A. The world of politics moves with the preconceived idea that everything is social and that when it comes to gender identity, it is the person’s choice. The idea that one chooses as a volitional act is still rooted in the minds of the ruling class and the intellectual influencers. But there is an interaction between the social and the biological, and there is something as important as the self, which is a gendered self. There is a lack of understanding of gender identity, both from a biological and a social point of view. One clings to genes and genitalia and the other to the environment as shapers of identity. However, identity is the consequence of a very complex process involving genes, gonads, hormones, the brain, and the pre- and postnatal environment. It cannot be explained from the fringes, but from an overall view. It has to be seen as a process. That is what our group’s research leads to, and what I discuss in the book.

Q. There is the idea that we are a clean slate on which anything can be written...

A. I would ask them to prove that such a brain clean slate exists. That is not possible when you have three phases of testosterone action from the second trimester of pregnancy to puberty. That influences not only the brain but the entire genome, and it creates an epigenome, determining which genes are going to be expressed and which are going to be inhibited. In a collaborative study between the universities of A Coruña, Ghent and the UNED, we have shown differences in DNA methylation between cis and transgender populations in a series of genes, some of them related to development. We are not a blank slate at birth. Not only is it not blank; we would not even exist as the species that we are if we were a blank slate at birth. Darwin wouldn’t make sense. The social environment affects, first of all, facilitating models in which we are going to fit, but we are not starting from scratch. Children at birth do not start from scratch.

Q. Why is it so painful to experience that contradiction between what one feels and what one sees in the mirror?

A. It’s more than a feeling. It is the cognitive-emotional awareness of being a man or a woman. It is the self. The self is a gendered self. It is not an abstract identity. Up to now, we have always been told about an abstract self. But that self has been formed with the perception of one’s own body and in relation in time and space with other bodies and with the masculine and feminine form of the body. The contradiction comes from a rejection of the genitalia in transgender women and of the breasts in transgender men. This produces suffering. Family and social rejection, the stigma that leads to minority stress, aggravates this suffering.

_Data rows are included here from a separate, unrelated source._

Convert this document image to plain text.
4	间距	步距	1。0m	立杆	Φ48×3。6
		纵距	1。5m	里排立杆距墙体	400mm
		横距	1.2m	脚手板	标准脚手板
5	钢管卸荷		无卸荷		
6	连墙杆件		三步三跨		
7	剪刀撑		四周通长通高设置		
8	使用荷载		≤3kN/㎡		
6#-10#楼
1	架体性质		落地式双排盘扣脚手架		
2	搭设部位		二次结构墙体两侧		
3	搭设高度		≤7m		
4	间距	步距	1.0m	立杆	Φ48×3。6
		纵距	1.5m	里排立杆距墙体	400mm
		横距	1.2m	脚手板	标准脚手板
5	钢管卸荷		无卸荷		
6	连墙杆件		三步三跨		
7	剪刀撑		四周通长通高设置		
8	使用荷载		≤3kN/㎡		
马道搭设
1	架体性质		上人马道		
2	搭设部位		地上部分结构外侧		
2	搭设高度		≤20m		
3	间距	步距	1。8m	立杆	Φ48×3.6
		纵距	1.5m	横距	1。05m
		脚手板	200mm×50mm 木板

Q. Why can’t they get used to seeing themselves in those bodies?

A. The construction of the self is formed by the perception of one’s own body; we need a cerebral self-representation of the body, also in relation to other bodies and what they do. What I think, which I have proposed in our publications, is that there are differences in the differentiation of the cerebral cortex that make the genitalia appear incongruous in transgender people. And this is not a pathology, but it causes suffering if it is not understood by everyone.